July 18, 2004

I'm sure you've gathered by now that we live in tents in the African bush - grassland, bushes, and woods as far as the eye can see. It's a long way from city noises and lights. And we don't have regular electricity and running water near our camp. In fact, you might wonder how we're able to write these dispatches to you if we don't have electricity. We have to be a little creative and resourceful, and often very patient, in order to live here.

We do have one advantage as far as electricity is concerned. We are very close to the equator, so the sun is stronger throughout the year than in the higher latitudes of either the northern or southern hemispheres. It's an ideal place for using solar power! That is, we use the sun's energy to make electricity. Solar panels like the ones we use, seen in the photograph, capture the sun's energy and send it to a converter, which charges a couple of car batteries.

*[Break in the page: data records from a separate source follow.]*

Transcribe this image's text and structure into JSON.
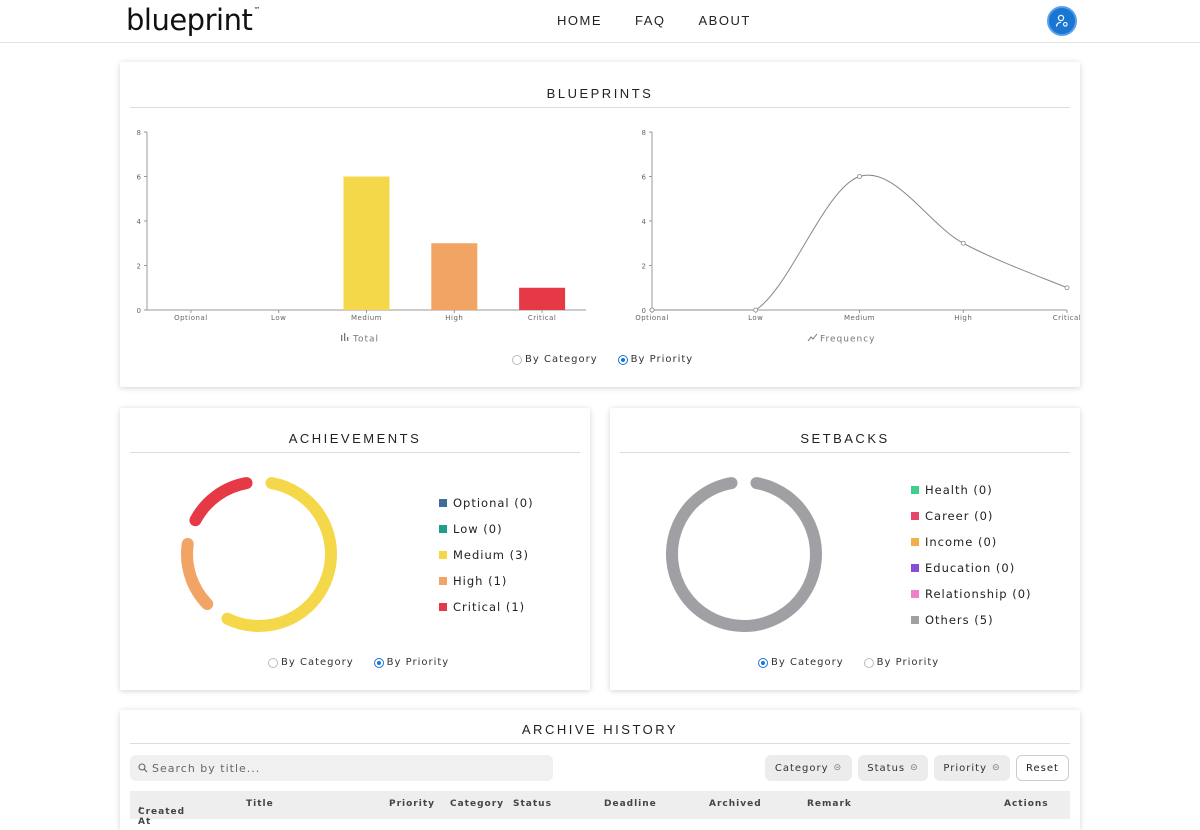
{
  "header": {
    "logo_text": "blueprint",
    "logo_tm": "™",
    "nav": [
      "HOME",
      "FAQ",
      "ABOUT"
    ],
    "user_icon": "user-settings-icon",
    "accent_color": "#1976d2"
  },
  "blueprints": {
    "title": "BLUEPRINTS",
    "bar_legend": "Total",
    "line_legend": "Frequency",
    "radio": {
      "by_category": "By Category",
      "by_priority": "By Priority",
      "selected": "By Priority"
    }
  },
  "achievements": {
    "title": "ACHIEVEMENTS",
    "legend": [
      {
        "label": "Optional (0)",
        "color": "#3d6e99"
      },
      {
        "label": "Low (0)",
        "color": "#1f9e89"
      },
      {
        "label": "Medium (3)",
        "color": "#f5d84a"
      },
      {
        "label": "High (1)",
        "color": "#f2a464"
      },
      {
        "label": "Critical (1)",
        "color": "#e63946"
      }
    ],
    "radio": {
      "by_category": "By Category",
      "by_priority": "By Priority",
      "selected": "By Priority"
    }
  },
  "setbacks": {
    "title": "SETBACKS",
    "legend": [
      {
        "label": "Health (0)",
        "color": "#3ecf8e"
      },
      {
        "label": "Career (0)",
        "color": "#e8456b"
      },
      {
        "label": "Income (0)",
        "color": "#f2b04c"
      },
      {
        "label": "Education (0)",
        "color": "#8a4fd6"
      },
      {
        "label": "Relationship (0)",
        "color": "#f07fc8"
      },
      {
        "label": "Others (5)",
        "color": "#a0a0a4"
      }
    ],
    "radio": {
      "by_category": "By Category",
      "by_priority": "By Priority",
      "selected": "By Category"
    }
  },
  "archive": {
    "title": "ARCHIVE HISTORY",
    "search_placeholder": "Search by title...",
    "filters": [
      "Category",
      "Status",
      "Priority"
    ],
    "reset_label": "Reset",
    "columns": [
      "Created At",
      "Title",
      "Priority",
      "Category",
      "Status",
      "Deadline",
      "Archived",
      "Remark",
      "Actions"
    ]
  },
  "chart_data": [
    {
      "type": "bar",
      "categories": [
        "Optional",
        "Low",
        "Medium",
        "High",
        "Critical"
      ],
      "values": [
        0,
        0,
        6,
        3,
        1
      ],
      "colors": [
        "#3d6e99",
        "#1f9e89",
        "#f5d84a",
        "#f2a464",
        "#e63946"
      ],
      "series_name": "Total",
      "ylim": [
        0,
        8
      ],
      "yticks": [
        0,
        2,
        4,
        6,
        8
      ]
    },
    {
      "type": "line",
      "categories": [
        "Optional",
        "Low",
        "Medium",
        "High",
        "Critical"
      ],
      "values": [
        0,
        0,
        6,
        3,
        1
      ],
      "series_name": "Frequency",
      "ylim": [
        0,
        8
      ],
      "yticks": [
        0,
        2,
        4,
        6,
        8
      ]
    },
    {
      "type": "pie",
      "donut": true,
      "labels": [
        "Optional",
        "Low",
        "Medium",
        "High",
        "Critical"
      ],
      "values": [
        0,
        0,
        3,
        1,
        1
      ],
      "colors": [
        "#3d6e99",
        "#1f9e89",
        "#f5d84a",
        "#f2a464",
        "#e63946"
      ]
    },
    {
      "type": "pie",
      "donut": true,
      "labels": [
        "Health",
        "Career",
        "Income",
        "Education",
        "Relationship",
        "Others"
      ],
      "values": [
        0,
        0,
        0,
        0,
        0,
        5
      ],
      "colors": [
        "#3ecf8e",
        "#e8456b",
        "#f2b04c",
        "#8a4fd6",
        "#f07fc8",
        "#a0a0a4"
      ]
    }
  ]
}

We draw power from the batteries to run our laptop computers, a printer, and to recharge the batteries used in our cameras and surveying transit. Sometimes we even set up a small stereo system and play music. Not too bad here out in the rough! (I do have to remember, though, to upgrade our solar system next year. With all of us wanting to use our computers, on a cloudy day we can drain our car batteries in a couple hours.)

The solar cells.       The power system converter

As for water and plumbing - it takes a bit of effort to make sure our basic needs are fulfilled. One of our drivers, Muthengi Kioko, goes twice a day to the village of Oltepesi, about a ten-minute drive from our camp. Near the village there's a deep bore hole drilled below the ground, and a pump in the bore hole brings up fresh water. (The local people refer to the village as "Tinga", a Swahili word for "vibrate" - in fact, it's a word that sounds a lot like the noisy pump: tinga-tinga-tinga!) Muthengi fills six large water drums for our camp and two for our other camp (with the geology students) over at the Site Museum. He also fills as many jerry cans of water for the local Maasai, as we try to help our neighbors with their water needs. We use a lot of water every day for drinking, cooking, and washing - but hauling water drums in a Landrover does the job quite well.

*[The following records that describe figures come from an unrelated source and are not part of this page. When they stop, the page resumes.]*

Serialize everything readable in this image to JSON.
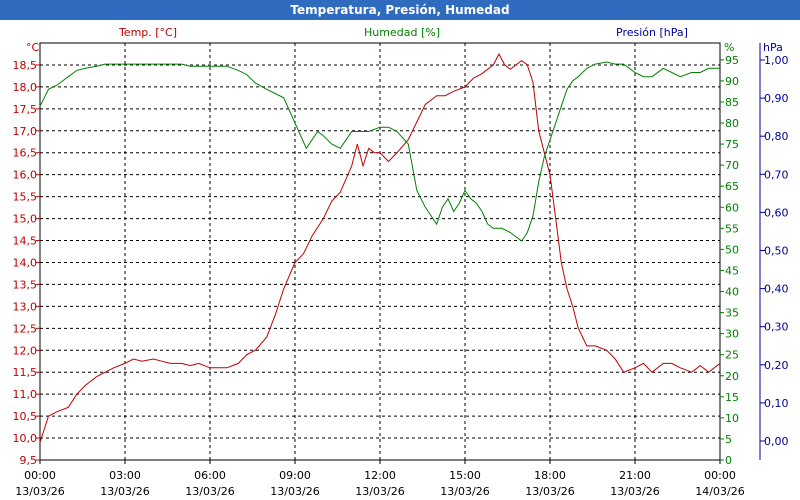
{
  "title": "Temperatura, Presión, Humedad",
  "colors": {
    "titlebar": "#2f6bbf",
    "temperature": "#c00000",
    "humidity": "#008000",
    "pressure": "#000099",
    "grid": "#000000"
  },
  "chart_data": {
    "type": "line",
    "title": "Temperatura, Presión, Humedad",
    "grid": true,
    "x_ticks": [
      {
        "time": "00:00",
        "date": "13/03/26"
      },
      {
        "time": "03:00",
        "date": "13/03/26"
      },
      {
        "time": "06:00",
        "date": "13/03/26"
      },
      {
        "time": "09:00",
        "date": "13/03/26"
      },
      {
        "time": "12:00",
        "date": "13/03/26"
      },
      {
        "time": "15:00",
        "date": "13/03/26"
      },
      {
        "time": "18:00",
        "date": "13/03/26"
      },
      {
        "time": "21:00",
        "date": "13/03/26"
      },
      {
        "time": "00:00",
        "date": "14/03/26"
      }
    ],
    "xlim": [
      0,
      24
    ],
    "axes": {
      "temperature": {
        "label": "Temp. [°C]",
        "unit": "°C",
        "ylim": [
          9.5,
          19.0
        ],
        "ticks": [
          "9,5",
          "10,0",
          "10,5",
          "11,0",
          "11,5",
          "12,0",
          "12,5",
          "13,0",
          "13,5",
          "14,0",
          "14,5",
          "15,0",
          "15,5",
          "16,0",
          "16,5",
          "17,0",
          "17,5",
          "18,0",
          "18,5"
        ]
      },
      "humidity": {
        "label": "Humedad [%]",
        "unit": "%",
        "ylim": [
          0,
          99
        ],
        "ticks": [
          "0",
          "5",
          "10",
          "15",
          "20",
          "25",
          "30",
          "35",
          "40",
          "45",
          "50",
          "55",
          "60",
          "65",
          "70",
          "75",
          "80",
          "85",
          "90",
          "95"
        ]
      },
      "pressure": {
        "label": "Presión [hPa]",
        "unit": "hPa",
        "ticks": [
          "0,00",
          "0,10",
          "0,20",
          "0,30",
          "0,40",
          "0,50",
          "0,60",
          "0,70",
          "0,80",
          "0,90",
          "1,00"
        ]
      }
    },
    "series": [
      {
        "name": "Temp. [°C]",
        "axis": "temperature",
        "x": [
          0,
          0.3,
          0.6,
          1,
          1.3,
          1.6,
          2,
          2.3,
          2.6,
          3,
          3.3,
          3.6,
          4,
          4.3,
          4.6,
          5,
          5.3,
          5.6,
          6,
          6.3,
          6.6,
          7,
          7.3,
          7.6,
          8,
          8.3,
          8.6,
          9,
          9.3,
          9.6,
          10,
          10.3,
          10.6,
          11,
          11.2,
          11.4,
          11.6,
          11.8,
          12,
          12.3,
          12.6,
          13,
          13.3,
          13.6,
          14,
          14.3,
          14.6,
          15,
          15.3,
          15.6,
          16,
          16.2,
          16.4,
          16.6,
          16.8,
          17,
          17.2,
          17.4,
          17.6,
          17.8,
          18,
          18.2,
          18.4,
          18.6,
          18.8,
          19,
          19.3,
          19.6,
          20,
          20.3,
          20.6,
          21,
          21.3,
          21.6,
          22,
          22.3,
          22.6,
          23,
          23.3,
          23.6,
          24
        ],
        "y": [
          9.9,
          10.5,
          10.6,
          10.7,
          11.0,
          11.2,
          11.4,
          11.5,
          11.6,
          11.7,
          11.8,
          11.75,
          11.8,
          11.75,
          11.7,
          11.7,
          11.65,
          11.7,
          11.6,
          11.6,
          11.6,
          11.7,
          11.9,
          12.0,
          12.3,
          12.8,
          13.4,
          14.0,
          14.2,
          14.6,
          15.0,
          15.4,
          15.6,
          16.2,
          16.7,
          16.2,
          16.6,
          16.5,
          16.5,
          16.3,
          16.5,
          16.8,
          17.2,
          17.6,
          17.8,
          17.8,
          17.9,
          18.0,
          18.2,
          18.3,
          18.5,
          18.75,
          18.5,
          18.4,
          18.5,
          18.6,
          18.5,
          18.1,
          17.0,
          16.5,
          16.0,
          15.0,
          14.0,
          13.4,
          13.0,
          12.5,
          12.1,
          12.1,
          12.0,
          11.8,
          11.5,
          11.6,
          11.7,
          11.5,
          11.7,
          11.7,
          11.6,
          11.5,
          11.65,
          11.5,
          11.7
        ]
      },
      {
        "name": "Humedad [%]",
        "axis": "humidity",
        "x": [
          0,
          0.3,
          0.6,
          1,
          1.3,
          1.6,
          2,
          2.3,
          2.6,
          3,
          3.3,
          3.6,
          4,
          4.3,
          4.6,
          5,
          5.3,
          5.6,
          6,
          6.3,
          6.6,
          7,
          7.3,
          7.6,
          8,
          8.3,
          8.6,
          9,
          9.2,
          9.4,
          9.6,
          9.8,
          10,
          10.3,
          10.6,
          11,
          11.3,
          11.6,
          12,
          12.3,
          12.6,
          13,
          13.3,
          13.6,
          14,
          14.2,
          14.4,
          14.6,
          14.8,
          15,
          15.2,
          15.4,
          15.6,
          15.8,
          16,
          16.3,
          16.6,
          17,
          17.2,
          17.4,
          17.6,
          17.8,
          18,
          18.2,
          18.4,
          18.6,
          18.8,
          19,
          19.3,
          19.6,
          20,
          20.3,
          20.6,
          21,
          21.3,
          21.6,
          22,
          22.3,
          22.6,
          23,
          23.3,
          23.6,
          24
        ],
        "y": [
          84,
          88,
          89,
          91,
          92.5,
          93,
          93.5,
          94,
          94,
          94,
          94,
          94,
          94,
          94,
          94,
          94,
          93.5,
          93.5,
          93.5,
          93.5,
          93.5,
          92.5,
          91.5,
          89.5,
          88,
          87,
          86,
          80,
          77,
          74,
          76,
          78,
          77,
          75,
          74,
          78,
          78,
          78,
          79,
          79,
          78,
          75,
          64,
          60,
          56,
          60,
          62,
          59,
          61,
          64,
          62,
          61,
          59,
          56,
          55,
          55,
          54,
          52,
          54,
          58,
          66,
          72,
          76,
          80,
          84,
          88,
          90,
          91,
          93,
          94,
          94.5,
          94,
          94,
          92,
          91,
          91,
          93,
          92,
          91,
          92,
          92,
          93,
          93
        ]
      }
    ]
  }
}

OK, so water is available, but plumbing, well, that's another matter. We don't have any. At the very beginning of the field season, the crew digs several deep holes in the ground here at the top of camp cliff (in an area where there aren't any archeological remains, thank goodness!). They cover the holes with wood, leaving a small opening, and then surround the whole area with burlap cloth, to give privacy. This hole becomes our toilet, or "choo" in Swahili. One thing's for sure, the choo's got the best view of the sky of any toilet I know!

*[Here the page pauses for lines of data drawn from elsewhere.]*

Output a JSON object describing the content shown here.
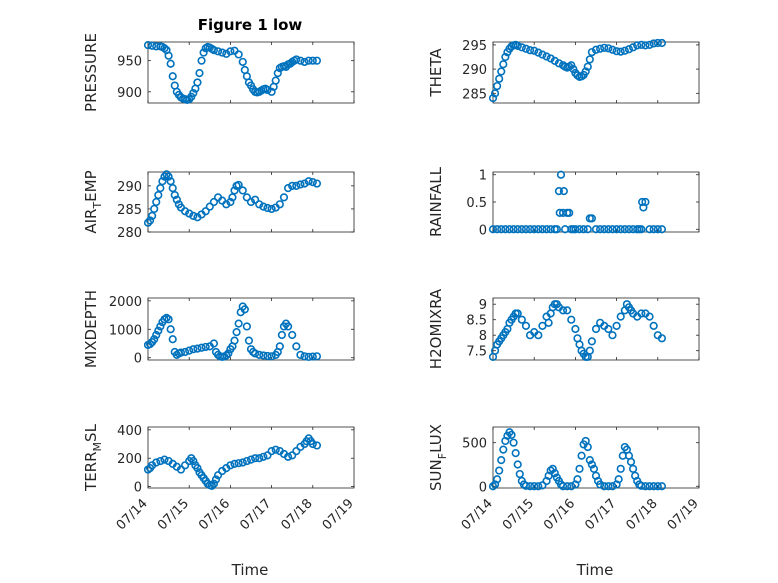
{
  "figure": {
    "title": "Figure 1 low",
    "xlabel": "Time",
    "xticks": [
      "07/14",
      "07/15",
      "07/16",
      "07/17",
      "07/18",
      "07/19"
    ],
    "xlim_days": [
      14,
      19
    ],
    "marker_color": "#0072bd",
    "grid": "major and minor"
  },
  "chart_data": [
    {
      "type": "scatter",
      "ylabel": "PRESSURE",
      "ylim": [
        882,
        980
      ],
      "yticks": [
        "900",
        "950"
      ],
      "x": [
        14.0,
        14.1,
        14.2,
        14.3,
        14.35,
        14.4,
        14.45,
        14.5,
        14.55,
        14.6,
        14.65,
        14.7,
        14.75,
        14.8,
        14.85,
        14.9,
        14.95,
        15.0,
        15.05,
        15.1,
        15.15,
        15.2,
        15.25,
        15.3,
        15.35,
        15.4,
        15.45,
        15.5,
        15.55,
        15.6,
        15.7,
        15.8,
        15.9,
        16.0,
        16.1,
        16.2,
        16.3,
        16.35,
        16.4,
        16.45,
        16.5,
        16.55,
        16.6,
        16.65,
        16.7,
        16.75,
        16.8,
        16.85,
        16.9,
        17.0,
        17.05,
        17.1,
        17.15,
        17.2,
        17.25,
        17.3,
        17.35,
        17.4,
        17.45,
        17.5,
        17.55,
        17.6,
        17.7,
        17.8,
        17.9,
        18.0,
        18.1
      ],
      "y": [
        975,
        974,
        973,
        973,
        972,
        970,
        967,
        958,
        945,
        925,
        910,
        900,
        895,
        891,
        889,
        888,
        887,
        888,
        892,
        898,
        905,
        915,
        930,
        950,
        963,
        970,
        972,
        971,
        969,
        967,
        965,
        963,
        961,
        965,
        966,
        960,
        948,
        935,
        925,
        915,
        910,
        904,
        900,
        899,
        900,
        902,
        904,
        905,
        903,
        900,
        908,
        918,
        930,
        938,
        940,
        941,
        940,
        944,
        945,
        948,
        950,
        952,
        950,
        948,
        950,
        950,
        950
      ]
    },
    {
      "type": "scatter",
      "ylabel": "THETA",
      "ylim": [
        283,
        295.6
      ],
      "yticks": [
        "285",
        "290",
        "295"
      ],
      "x": [
        14.0,
        14.05,
        14.1,
        14.15,
        14.2,
        14.25,
        14.3,
        14.35,
        14.4,
        14.45,
        14.5,
        14.55,
        14.6,
        14.7,
        14.8,
        14.9,
        15.0,
        15.1,
        15.2,
        15.3,
        15.4,
        15.5,
        15.6,
        15.7,
        15.75,
        15.8,
        15.85,
        15.9,
        15.95,
        16.0,
        16.05,
        16.1,
        16.15,
        16.2,
        16.25,
        16.3,
        16.35,
        16.4,
        16.5,
        16.6,
        16.7,
        16.8,
        16.9,
        17.0,
        17.1,
        17.2,
        17.3,
        17.4,
        17.5,
        17.6,
        17.7,
        17.8,
        17.9,
        18.0,
        18.1
      ],
      "y": [
        284,
        285,
        286.5,
        288,
        289.5,
        291,
        292.5,
        293.5,
        294.2,
        294.7,
        294.9,
        295,
        294.8,
        294.5,
        294.2,
        293.9,
        293.8,
        293.4,
        293,
        292.6,
        292.2,
        291.7,
        291.2,
        290.8,
        290.5,
        290.3,
        290.5,
        290.8,
        290,
        289.2,
        288.7,
        288.4,
        288.5,
        288.8,
        289.5,
        290.5,
        292,
        293.5,
        294,
        294.2,
        294.4,
        294.3,
        294,
        293.7,
        293.6,
        293.8,
        294.1,
        294.5,
        294.9,
        295,
        294.9,
        295,
        295.3,
        295.4,
        295.4
      ]
    },
    {
      "type": "scatter",
      "ylabel": "AIR_TEMP",
      "ylabel_main": "AIR",
      "ylabel_sub": "T",
      "ylabel_rest": "EMP",
      "ylim": [
        280,
        293
      ],
      "yticks": [
        "280",
        "285",
        "290"
      ],
      "x": [
        14.0,
        14.05,
        14.1,
        14.15,
        14.2,
        14.25,
        14.3,
        14.35,
        14.4,
        14.45,
        14.5,
        14.55,
        14.6,
        14.65,
        14.7,
        14.75,
        14.8,
        14.9,
        15.0,
        15.1,
        15.2,
        15.3,
        15.4,
        15.5,
        15.6,
        15.7,
        15.8,
        15.9,
        16.0,
        16.05,
        16.1,
        16.15,
        16.2,
        16.3,
        16.4,
        16.5,
        16.6,
        16.7,
        16.8,
        16.9,
        17.0,
        17.1,
        17.2,
        17.3,
        17.4,
        17.5,
        17.6,
        17.7,
        17.8,
        17.9,
        18.0,
        18.1
      ],
      "y": [
        282,
        282.5,
        283.5,
        285,
        286.5,
        288,
        289.5,
        291,
        292,
        292.5,
        292,
        291,
        289.5,
        288,
        287,
        286,
        285.3,
        284.5,
        284,
        283.5,
        283.2,
        283.8,
        284.5,
        285.5,
        286.5,
        287.5,
        286.8,
        286,
        286.5,
        287.5,
        289,
        290,
        290.2,
        289,
        287.5,
        286.5,
        287,
        286,
        285.5,
        285.2,
        285,
        285.3,
        286,
        287.5,
        289.5,
        290,
        290,
        290.3,
        290.5,
        291,
        290.8,
        290.5
      ]
    },
    {
      "type": "scatter",
      "ylabel": "RAINFALL",
      "ylim": [
        -0.05,
        1.05
      ],
      "yticks": [
        "0",
        "0.5",
        "1"
      ],
      "x": [
        14.0,
        14.1,
        14.2,
        14.3,
        14.4,
        14.5,
        14.6,
        14.7,
        14.8,
        14.9,
        15.0,
        15.1,
        15.2,
        15.3,
        15.4,
        15.5,
        15.55,
        15.6,
        15.62,
        15.65,
        15.7,
        15.72,
        15.75,
        15.8,
        15.85,
        15.9,
        15.95,
        16.0,
        16.1,
        16.2,
        16.3,
        16.35,
        16.4,
        16.5,
        16.6,
        16.7,
        16.8,
        16.9,
        17.0,
        17.1,
        17.2,
        17.3,
        17.4,
        17.5,
        17.55,
        17.6,
        17.62,
        17.65,
        17.7,
        17.8,
        17.9,
        18.0,
        18.1
      ],
      "y": [
        0,
        0,
        0,
        0,
        0,
        0,
        0,
        0,
        0,
        0,
        0,
        0,
        0,
        0,
        0,
        0,
        0,
        0.7,
        0.3,
        1.0,
        0.3,
        0.7,
        0,
        0.3,
        0.3,
        0,
        0,
        0,
        0,
        0,
        0,
        0.2,
        0.2,
        0,
        0,
        0,
        0,
        0,
        0,
        0,
        0,
        0,
        0,
        0,
        0,
        0,
        0.5,
        0.4,
        0.5,
        0,
        0,
        0,
        0
      ]
    },
    {
      "type": "scatter",
      "ylabel": "MIXDEPTH",
      "ylim": [
        -80,
        2100
      ],
      "yticks": [
        "0",
        "1000",
        "2000"
      ],
      "x": [
        14.0,
        14.05,
        14.1,
        14.15,
        14.2,
        14.25,
        14.3,
        14.35,
        14.4,
        14.45,
        14.5,
        14.55,
        14.6,
        14.65,
        14.7,
        14.75,
        14.8,
        14.9,
        15.0,
        15.1,
        15.2,
        15.3,
        15.4,
        15.5,
        15.6,
        15.65,
        15.7,
        15.75,
        15.8,
        15.85,
        15.9,
        15.95,
        16.0,
        16.05,
        16.1,
        16.15,
        16.2,
        16.25,
        16.3,
        16.35,
        16.4,
        16.45,
        16.5,
        16.55,
        16.6,
        16.7,
        16.8,
        16.9,
        17.0,
        17.1,
        17.15,
        17.2,
        17.25,
        17.3,
        17.35,
        17.4,
        17.5,
        17.6,
        17.7,
        17.8,
        17.9,
        18.0,
        18.1
      ],
      "y": [
        450,
        480,
        550,
        650,
        800,
        950,
        1100,
        1250,
        1350,
        1400,
        1350,
        1000,
        650,
        200,
        100,
        150,
        180,
        200,
        250,
        300,
        320,
        350,
        380,
        400,
        500,
        200,
        100,
        50,
        30,
        40,
        80,
        150,
        300,
        400,
        600,
        900,
        1200,
        1600,
        1800,
        1700,
        1100,
        600,
        300,
        200,
        150,
        100,
        80,
        60,
        50,
        100,
        200,
        400,
        800,
        1100,
        1200,
        1100,
        800,
        400,
        100,
        50,
        30,
        40,
        50
      ]
    },
    {
      "type": "scatter",
      "ylabel": "H2OMIXRA",
      "ylim": [
        7.2,
        9.2
      ],
      "yticks": [
        "7.5",
        "8",
        "8.5",
        "9"
      ],
      "x": [
        14.0,
        14.05,
        14.1,
        14.15,
        14.2,
        14.25,
        14.3,
        14.35,
        14.4,
        14.45,
        14.5,
        14.55,
        14.6,
        14.7,
        14.8,
        14.9,
        15.0,
        15.1,
        15.2,
        15.3,
        15.35,
        15.4,
        15.45,
        15.5,
        15.55,
        15.6,
        15.7,
        15.8,
        15.9,
        16.0,
        16.05,
        16.1,
        16.15,
        16.2,
        16.25,
        16.3,
        16.35,
        16.4,
        16.5,
        16.6,
        16.7,
        16.8,
        16.9,
        17.0,
        17.1,
        17.2,
        17.25,
        17.3,
        17.35,
        17.4,
        17.5,
        17.6,
        17.7,
        17.8,
        17.9,
        18.0,
        18.1
      ],
      "y": [
        7.3,
        7.5,
        7.7,
        7.8,
        7.9,
        8.0,
        8.1,
        8.2,
        8.4,
        8.5,
        8.6,
        8.7,
        8.7,
        8.5,
        8.3,
        8.0,
        8.1,
        8.0,
        8.3,
        8.6,
        8.4,
        8.7,
        8.9,
        9.0,
        9.0,
        8.9,
        8.8,
        8.8,
        8.5,
        8.2,
        7.9,
        7.7,
        7.5,
        7.4,
        7.3,
        7.3,
        7.5,
        7.8,
        8.2,
        8.4,
        8.3,
        8.2,
        8.0,
        8.3,
        8.6,
        8.8,
        9.0,
        8.9,
        8.8,
        8.7,
        8.6,
        8.7,
        8.7,
        8.6,
        8.3,
        8.0,
        7.9
      ]
    },
    {
      "type": "scatter",
      "ylabel": "TERR_MSL",
      "ylabel_main": "TERR",
      "ylabel_sub": "M",
      "ylabel_rest": "SL",
      "ylim": [
        -10,
        420
      ],
      "yticks": [
        "0",
        "200",
        "400"
      ],
      "x": [
        14.0,
        14.05,
        14.1,
        14.2,
        14.3,
        14.4,
        14.5,
        14.6,
        14.7,
        14.8,
        14.9,
        15.0,
        15.05,
        15.1,
        15.15,
        15.2,
        15.25,
        15.3,
        15.35,
        15.4,
        15.45,
        15.5,
        15.55,
        15.6,
        15.65,
        15.7,
        15.8,
        15.9,
        16.0,
        16.1,
        16.2,
        16.3,
        16.4,
        16.5,
        16.6,
        16.7,
        16.8,
        16.9,
        17.0,
        17.1,
        17.2,
        17.3,
        17.4,
        17.5,
        17.6,
        17.7,
        17.8,
        17.85,
        17.9,
        17.95,
        18.0,
        18.1
      ],
      "y": [
        120,
        130,
        150,
        170,
        180,
        190,
        180,
        160,
        140,
        120,
        150,
        180,
        200,
        180,
        150,
        130,
        100,
        80,
        60,
        40,
        20,
        10,
        5,
        20,
        50,
        80,
        110,
        130,
        150,
        160,
        165,
        170,
        180,
        190,
        200,
        200,
        210,
        220,
        250,
        260,
        250,
        230,
        210,
        220,
        250,
        280,
        300,
        320,
        340,
        320,
        300,
        290
      ]
    },
    {
      "type": "scatter",
      "ylabel": "SUN_FLUX",
      "ylabel_main": "SUN",
      "ylabel_sub": "F",
      "ylabel_rest": "LUX",
      "ylim": [
        -20,
        680
      ],
      "yticks": [
        "0",
        "500"
      ],
      "x": [
        14.0,
        14.05,
        14.1,
        14.15,
        14.2,
        14.25,
        14.3,
        14.35,
        14.4,
        14.45,
        14.5,
        14.55,
        14.6,
        14.65,
        14.7,
        14.75,
        14.8,
        14.9,
        15.0,
        15.1,
        15.2,
        15.3,
        15.35,
        15.4,
        15.45,
        15.5,
        15.55,
        15.6,
        15.65,
        15.7,
        15.8,
        15.9,
        16.0,
        16.05,
        16.1,
        16.15,
        16.2,
        16.25,
        16.3,
        16.35,
        16.4,
        16.45,
        16.5,
        16.55,
        16.6,
        16.7,
        16.8,
        16.9,
        17.0,
        17.05,
        17.1,
        17.15,
        17.2,
        17.25,
        17.3,
        17.35,
        17.4,
        17.45,
        17.5,
        17.55,
        17.6,
        17.7,
        17.8,
        17.9,
        18.0,
        18.1
      ],
      "y": [
        0,
        20,
        80,
        180,
        300,
        420,
        520,
        580,
        620,
        590,
        500,
        380,
        250,
        140,
        60,
        20,
        5,
        0,
        0,
        0,
        10,
        60,
        120,
        180,
        200,
        150,
        100,
        60,
        20,
        0,
        0,
        0,
        20,
        80,
        200,
        350,
        480,
        520,
        450,
        300,
        250,
        200,
        120,
        60,
        20,
        0,
        0,
        0,
        20,
        80,
        200,
        350,
        450,
        420,
        350,
        280,
        200,
        120,
        60,
        20,
        5,
        0,
        0,
        0,
        0,
        0
      ]
    }
  ]
}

Our vehicles - two very old Landrovers, a Toyota Landcruiser, an old Datsun pickup truck, and two small rented vehicles - are some of the most important resources we have in the bush. They taxi our excavation crew and research team back and forth from the sites. The vehicles are also the way we get water and supplies. It takes a lot of work and know-how to keep them running, since the old ones break down every so often from the wear and tear and dust. One evening recently, both Landrovers, including our water vehicle, were broken down - one here in camp (the starter motor needed repair) and the other in the bush near the water pump (an oil pipe had broken, so our mechanic explained). We have a mechanic, Sina Muteti, and he does a marvelous and creative job of finding ways to mend our vehicles. He keeps us going as long as the vehicles are running. Due to his skill, our vehicles were doing their usual work by the next morning. And all's well here at Kampi Safi.